President al-Sisi has certainly learned from the Arab Spring protesters the importance of a wide and robust social media presence. During the presidential campaign he established not only an official web site [www.sisi2014.com], but a Facebook page, a Twitter account, and accounts on Google+, and Instagram as well as a channel on YouTube. All but the campaign web site still exist, and all of these sites contain links to each other, forming a tight web economy.
While the YouTube account is almost certainly maintained by a professional staff, there is considerable evidence that the Twitter, Facebook and Instagram accounts are at least partly maintained by Al-Sisi himself, not the least because of the rarity of posts. Days often go by without posts, followed by a brief flurry of activity, then another gap of days or even a week.
The posts themselves are brief, usually accompanied by official photos, and express patriotic messages, and messages emphasizing that the president is working to improve Egypt’s situation.
The sites do not seem to be used much for dissemination of information–that still seems to be handled through official channels. Rather, social media seem to serve primarily serve as providing opportunities for Al-Sisi’s legions of supporters to continue to express their admiration and support for the president.
For example, on Jan. 17, 2015, Al-Sisi became the first Egyptian president in the entire Egyptian history to attend the Christmas Mass. He subsequently gave a short speech at the Coptic Orthodox Christmas service in Cairo calling for unity and wishing Copts a Merry Christmas.
Cairo Post reported that:
An Arabic hashtag that translates to “you are a leader, Sisi” has been tweeted 14,486 times, and the hashtag “Sisi in the Cathedral” has been tweeted 3,609 times.
The two hashtags were accompanied with pictures of a cross and a crescent, a 19th century symbol of Egypt’s national solidarity against the British imperialism, and has since been used to assert unity between Egypt’s two religions.
There are relatively few dissenting comments posted, in part perhaps because of fear of reprisals. Insulting the president remains a crime in Egypt.

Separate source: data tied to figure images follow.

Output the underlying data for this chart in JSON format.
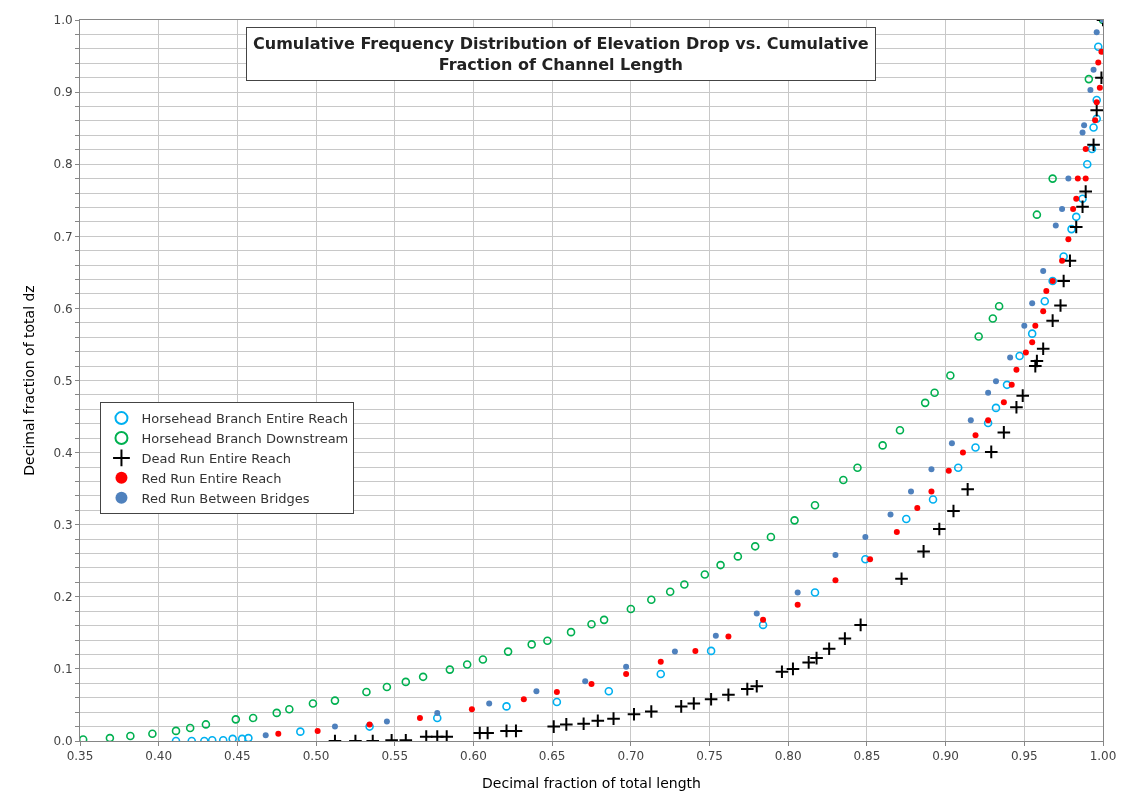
{
  "chart_data": {
    "type": "scatter",
    "title": "Cumulative Frequency Distribution of Elevation Drop vs. Cumulative Fraction of Channel Length",
    "xlabel": "Decimal fraction of total length",
    "ylabel": "Decimal fraction of total dz",
    "xlim": [
      0.35,
      1.0
    ],
    "ylim": [
      0.0,
      1.0
    ],
    "xticks": [
      {
        "value": 0.35,
        "label": "0.35"
      },
      {
        "value": 0.4,
        "label": "0.40"
      },
      {
        "value": 0.45,
        "label": "0.45"
      },
      {
        "value": 0.5,
        "label": "0.50"
      },
      {
        "value": 0.55,
        "label": "0.55"
      },
      {
        "value": 0.6,
        "label": "0.60"
      },
      {
        "value": 0.65,
        "label": "0.65"
      },
      {
        "value": 0.7,
        "label": "0.70"
      },
      {
        "value": 0.75,
        "label": "0.75"
      },
      {
        "value": 0.8,
        "label": "0.80"
      },
      {
        "value": 0.85,
        "label": "0.85"
      },
      {
        "value": 0.9,
        "label": "0.90"
      },
      {
        "value": 0.95,
        "label": "0.95"
      },
      {
        "value": 1.0,
        "label": "1.00"
      }
    ],
    "yticks": [
      {
        "value": 0.0,
        "label": "0.0"
      },
      {
        "value": 0.02,
        "label": null
      },
      {
        "value": 0.04,
        "label": null
      },
      {
        "value": 0.06,
        "label": null
      },
      {
        "value": 0.08,
        "label": null
      },
      {
        "value": 0.1,
        "label": "0.1"
      },
      {
        "value": 0.12,
        "label": null
      },
      {
        "value": 0.14,
        "label": null
      },
      {
        "value": 0.16,
        "label": null
      },
      {
        "value": 0.18,
        "label": null
      },
      {
        "value": 0.2,
        "label": "0.2"
      },
      {
        "value": 0.22,
        "label": null
      },
      {
        "value": 0.24,
        "label": null
      },
      {
        "value": 0.26,
        "label": null
      },
      {
        "value": 0.28,
        "label": null
      },
      {
        "value": 0.3,
        "label": "0.3"
      },
      {
        "value": 0.32,
        "label": null
      },
      {
        "value": 0.34,
        "label": null
      },
      {
        "value": 0.36,
        "label": null
      },
      {
        "value": 0.38,
        "label": null
      },
      {
        "value": 0.4,
        "label": "0.4"
      },
      {
        "value": 0.42,
        "label": null
      },
      {
        "value": 0.44,
        "label": null
      },
      {
        "value": 0.46,
        "label": null
      },
      {
        "value": 0.48,
        "label": null
      },
      {
        "value": 0.5,
        "label": "0.5"
      },
      {
        "value": 0.52,
        "label": null
      },
      {
        "value": 0.54,
        "label": null
      },
      {
        "value": 0.56,
        "label": null
      },
      {
        "value": 0.58,
        "label": null
      },
      {
        "value": 0.6,
        "label": "0.6"
      },
      {
        "value": 0.62,
        "label": null
      },
      {
        "value": 0.64,
        "label": null
      },
      {
        "value": 0.66,
        "label": null
      },
      {
        "value": 0.68,
        "label": null
      },
      {
        "value": 0.7,
        "label": "0.7"
      },
      {
        "value": 0.72,
        "label": null
      },
      {
        "value": 0.74,
        "label": null
      },
      {
        "value": 0.76,
        "label": null
      },
      {
        "value": 0.78,
        "label": null
      },
      {
        "value": 0.8,
        "label": "0.8"
      },
      {
        "value": 0.82,
        "label": null
      },
      {
        "value": 0.84,
        "label": null
      },
      {
        "value": 0.86,
        "label": null
      },
      {
        "value": 0.88,
        "label": null
      },
      {
        "value": 0.9,
        "label": "0.9"
      },
      {
        "value": 0.92,
        "label": null
      },
      {
        "value": 0.94,
        "label": null
      },
      {
        "value": 0.96,
        "label": null
      },
      {
        "value": 0.98,
        "label": null
      },
      {
        "value": 1.0,
        "label": "1.0"
      }
    ],
    "grid": true,
    "legend": "left",
    "series": [
      {
        "name": "Horsehead Branch Entire Reach",
        "color": "#00b0f0",
        "marker": "circle-open",
        "x": [
          0.411,
          0.421,
          0.429,
          0.434,
          0.441,
          0.447,
          0.453,
          0.457,
          0.49,
          0.534,
          0.577,
          0.621,
          0.653,
          0.686,
          0.719,
          0.751,
          0.784,
          0.817,
          0.849,
          0.875,
          0.892,
          0.908,
          0.919,
          0.927,
          0.932,
          0.939,
          0.947,
          0.955,
          0.963,
          0.968,
          0.975,
          0.98,
          0.983,
          0.987,
          0.99,
          0.993,
          0.994,
          0.996,
          0.996,
          0.997
        ],
        "values": [
          0.0,
          0.0,
          0.0,
          0.001,
          0.001,
          0.003,
          0.003,
          0.004,
          0.013,
          0.02,
          0.032,
          0.048,
          0.054,
          0.069,
          0.093,
          0.125,
          0.161,
          0.206,
          0.252,
          0.308,
          0.335,
          0.379,
          0.407,
          0.441,
          0.462,
          0.494,
          0.534,
          0.565,
          0.61,
          0.638,
          0.672,
          0.71,
          0.727,
          0.752,
          0.8,
          0.821,
          0.851,
          0.863,
          0.889,
          0.963
        ]
      },
      {
        "name": "Horsehead Branch Downstream",
        "color": "#00b050",
        "marker": "circle-open",
        "x": [
          0.352,
          0.369,
          0.382,
          0.396,
          0.411,
          0.42,
          0.43,
          0.449,
          0.46,
          0.475,
          0.483,
          0.498,
          0.512,
          0.532,
          0.545,
          0.557,
          0.568,
          0.585,
          0.596,
          0.606,
          0.622,
          0.637,
          0.647,
          0.662,
          0.675,
          0.683,
          0.7,
          0.713,
          0.725,
          0.734,
          0.747,
          0.757,
          0.768,
          0.779,
          0.789,
          0.804,
          0.817,
          0.835,
          0.844,
          0.86,
          0.871,
          0.887,
          0.893,
          0.903,
          0.921,
          0.93,
          0.934,
          0.958,
          0.968,
          0.991,
          1.0
        ],
        "values": [
          0.002,
          0.004,
          0.007,
          0.01,
          0.014,
          0.018,
          0.023,
          0.03,
          0.032,
          0.039,
          0.044,
          0.052,
          0.056,
          0.068,
          0.075,
          0.082,
          0.089,
          0.099,
          0.106,
          0.113,
          0.124,
          0.134,
          0.139,
          0.151,
          0.162,
          0.168,
          0.183,
          0.196,
          0.207,
          0.217,
          0.231,
          0.244,
          0.256,
          0.27,
          0.283,
          0.306,
          0.327,
          0.362,
          0.379,
          0.41,
          0.431,
          0.469,
          0.483,
          0.507,
          0.561,
          0.586,
          0.603,
          0.73,
          0.78,
          0.918,
          1.0
        ]
      },
      {
        "name": "Dead Run Entire Reach",
        "color": "#000000",
        "marker": "cross",
        "x": [
          0.512,
          0.525,
          0.536,
          0.548,
          0.557,
          0.57,
          0.577,
          0.583,
          0.604,
          0.609,
          0.621,
          0.627,
          0.651,
          0.659,
          0.67,
          0.679,
          0.689,
          0.702,
          0.713,
          0.732,
          0.74,
          0.751,
          0.762,
          0.774,
          0.78,
          0.796,
          0.803,
          0.813,
          0.818,
          0.826,
          0.836,
          0.846,
          0.872,
          0.886,
          0.896,
          0.905,
          0.914,
          0.929,
          0.937,
          0.945,
          0.949,
          0.957,
          0.958,
          0.962,
          0.968,
          0.973,
          0.975,
          0.979,
          0.983,
          0.987,
          0.989,
          0.994,
          0.996,
          0.999,
          1.0
        ],
        "values": [
          0.0,
          0.0,
          0.0,
          0.001,
          0.001,
          0.006,
          0.006,
          0.006,
          0.011,
          0.011,
          0.014,
          0.014,
          0.02,
          0.023,
          0.024,
          0.028,
          0.031,
          0.037,
          0.041,
          0.048,
          0.052,
          0.058,
          0.064,
          0.072,
          0.076,
          0.096,
          0.1,
          0.109,
          0.115,
          0.128,
          0.142,
          0.161,
          0.225,
          0.263,
          0.294,
          0.319,
          0.349,
          0.401,
          0.428,
          0.463,
          0.479,
          0.52,
          0.527,
          0.544,
          0.583,
          0.604,
          0.638,
          0.666,
          0.713,
          0.741,
          0.762,
          0.827,
          0.875,
          0.92,
          1.0
        ]
      },
      {
        "name": "Red Run Entire Reach",
        "color": "#ff0000",
        "marker": "circle",
        "x": [
          0.476,
          0.501,
          0.534,
          0.566,
          0.599,
          0.632,
          0.653,
          0.675,
          0.697,
          0.719,
          0.741,
          0.762,
          0.784,
          0.806,
          0.83,
          0.852,
          0.869,
          0.882,
          0.891,
          0.902,
          0.911,
          0.919,
          0.927,
          0.937,
          0.942,
          0.945,
          0.951,
          0.955,
          0.957,
          0.962,
          0.964,
          0.968,
          0.974,
          0.978,
          0.981,
          0.983,
          0.984,
          0.989,
          0.989,
          0.995,
          0.996,
          0.998,
          0.997,
          0.999
        ],
        "values": [
          0.01,
          0.014,
          0.023,
          0.032,
          0.044,
          0.058,
          0.068,
          0.079,
          0.093,
          0.11,
          0.125,
          0.145,
          0.168,
          0.189,
          0.223,
          0.252,
          0.29,
          0.323,
          0.346,
          0.375,
          0.4,
          0.424,
          0.445,
          0.47,
          0.494,
          0.515,
          0.539,
          0.553,
          0.576,
          0.596,
          0.624,
          0.638,
          0.666,
          0.696,
          0.738,
          0.752,
          0.78,
          0.78,
          0.821,
          0.861,
          0.886,
          0.906,
          0.941,
          0.956
        ]
      },
      {
        "name": "Red Run Between Bridges",
        "color": "#4f81bd",
        "marker": "circle",
        "x": [
          0.468,
          0.512,
          0.545,
          0.577,
          0.61,
          0.64,
          0.671,
          0.697,
          0.728,
          0.754,
          0.78,
          0.806,
          0.83,
          0.849,
          0.865,
          0.878,
          0.891,
          0.904,
          0.916,
          0.927,
          0.932,
          0.941,
          0.95,
          0.955,
          0.962,
          0.97,
          0.974,
          0.978,
          0.987,
          0.988,
          0.992,
          0.994,
          0.996,
          1.0
        ],
        "values": [
          0.008,
          0.02,
          0.027,
          0.039,
          0.052,
          0.069,
          0.083,
          0.103,
          0.124,
          0.146,
          0.177,
          0.206,
          0.258,
          0.283,
          0.314,
          0.346,
          0.377,
          0.413,
          0.445,
          0.483,
          0.499,
          0.532,
          0.576,
          0.607,
          0.652,
          0.715,
          0.738,
          0.78,
          0.844,
          0.854,
          0.903,
          0.931,
          0.983,
          1.0
        ]
      }
    ]
  }
}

Opponents of the president–or even supporters who sometimes disagree with his actions–do comment on the posts, but seem to prefer to take screenshots and post their comments on their own blogs, Facebook pages, Twitter accounts and so forth.
For example, according to Cairo Post:
activist Sherif Azer wrote on Facebook “I understood from tweets and statuses now that apparently Sisi scored against Inter Milan.”
He also wrote “Christians are really so kind and naïve, and the religious teaching make them that compromising and nice and were over the moon with Sisi’s visit. You won’t ever take your rights in this damn country.”
One consequence of this is that supporters and critics of the regime rarely engage dialogically through social media.